There are two main sides to this business. There is the syndicated-research side, where huge surveys are conducted and clients buy access to those surveys without being able to say how the research is done.

Then there’s custom or ad hoc research. These surveys are proprietary to the client that designs and pays for them. That changes the kind of person that needs to be involved in executing the survey.

Somebody whose job it is to keep things going the same way year after year, where minute incremental changes will cause disruption to the data, has to have a certain kind of discipline, focus and commitment to process. That is very different from the type of person that we hire, who could be working on 10 different projects for 10 different clients at once.

Agency life is hard work. It’s almost never nine to five, and we have deadlines all days long.

What sort of research do you currently focus on?
In Hong Kong, because it’s a very mature market, there’s a lot more focus on satisfaction, point of sale and delivery of the service experience. Clients often want to know if their staff are happy, if their clients are happy, if their guests are happy, and if they’re seen to have done what they said they would do.

Those areas are bigger in Hong Kong than in most other markets. If you compare and contrast with China, for example, there isn’t as much product testing.

Here it’s not so much about new launches or new product concepts, but more about how you can improve things, how you can improve against your competitors, how you can get consumers to switch to your brand and how you can get consumers to stay with your brand.

What areas of research will grow in the medium term?
I don’t know if we think that much in the medium term. I run a business that runs on 90-day windows, because we’re a publicly listed company.

What formal education do you look for in job candidates?
I don’t actually believe in hiring on degrees. I think that lots of people do the same degree for lots of different reasons.

What’s more important are the skills and aptitudes you have. Those things are going to determine how easy it is for you to be competent in this field, regardless of where it’s going. Research is not going to change. It’s been done the same way since the advent of market research in the 1800s.

It’s important for me to find people who can logically work out answers to management-consultant case-study questions, like: how many car tyres there are in Hong Kong? They have to know how to break it down. I’m looking for staff who think this is an entertaining exercise. If someone is going to find that arduous or impossible, they’re not going to enjoy their day-to-day life here.

We need people to think about things. We need people who continually think about how to improve things, people who can figure out how to get the number they’re looking for. People that can figure out what else they should look at to figure out why a number might be unexpectedly high or unexpectedly low. It’s like sleuthing – you have to figure out.

Are you hiring at the moment?
We’re always hiring. I’m always doing interviews just to meet people, even if I don’t have an immediate position for them.

What’s a typical career path for new entry-level hires?
We have a specific progress framework that we give to all staff members. At a junior level what’s important is being able to manage details, deliver projects on time and manage communications.
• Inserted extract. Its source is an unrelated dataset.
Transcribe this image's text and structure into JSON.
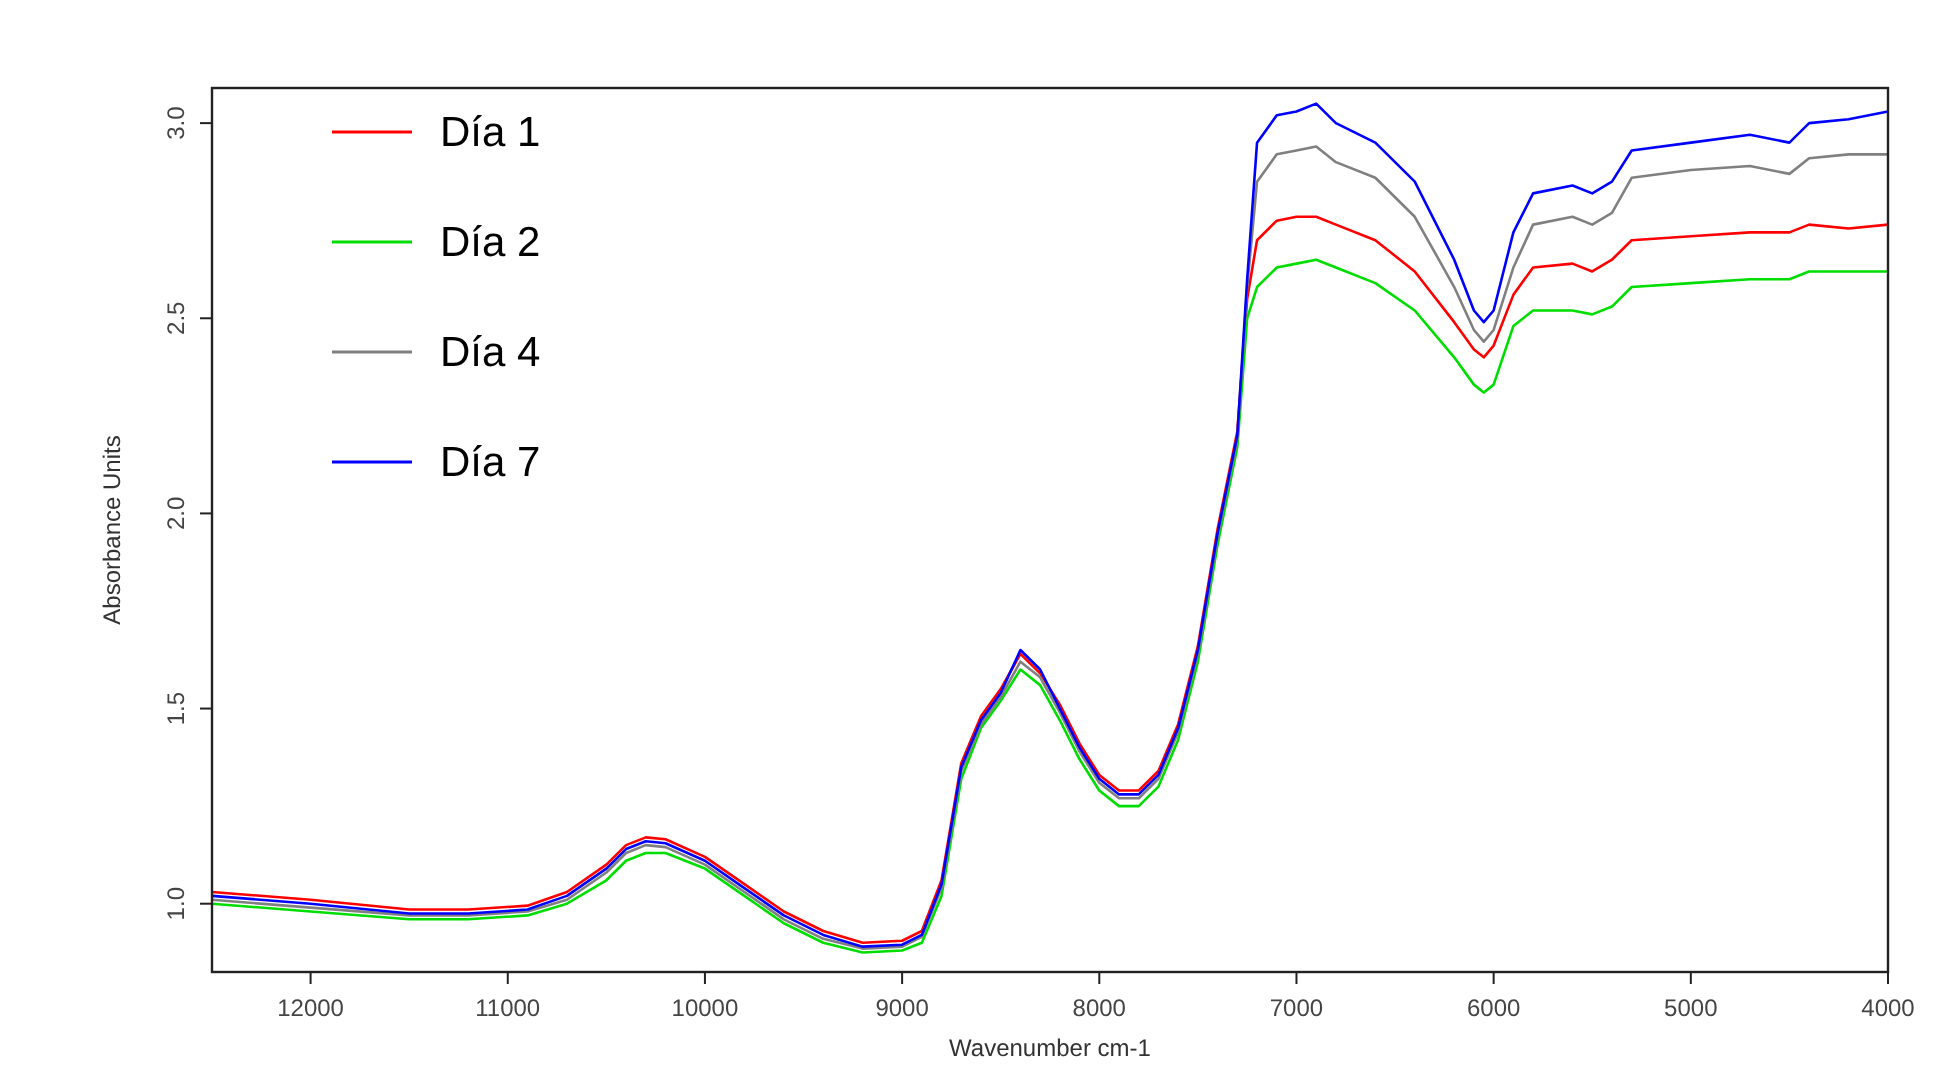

You need to show the ability to manage the tactical aspects of a project from start to finish.

Then you have to transition from managing projects to managing accounts. This transition is something on which we’ve only recently started to train people. An account manager needs to have a much broader view of things. They don’t only manage projects, they build relationship networks, keep updated about developments in the client’s industry, and look around for new solutions and ideas.

Once you’ve gone through that phase, you move on to actually managing a business.

What training do you offer?
We do a lot of technical training for the research specialisations in which we have global representatives. There’s also technical training from members of the team here. So whether training is needed for analytics or questionnaire design or statistical analysis, there’s always someone in-house who can deliver it.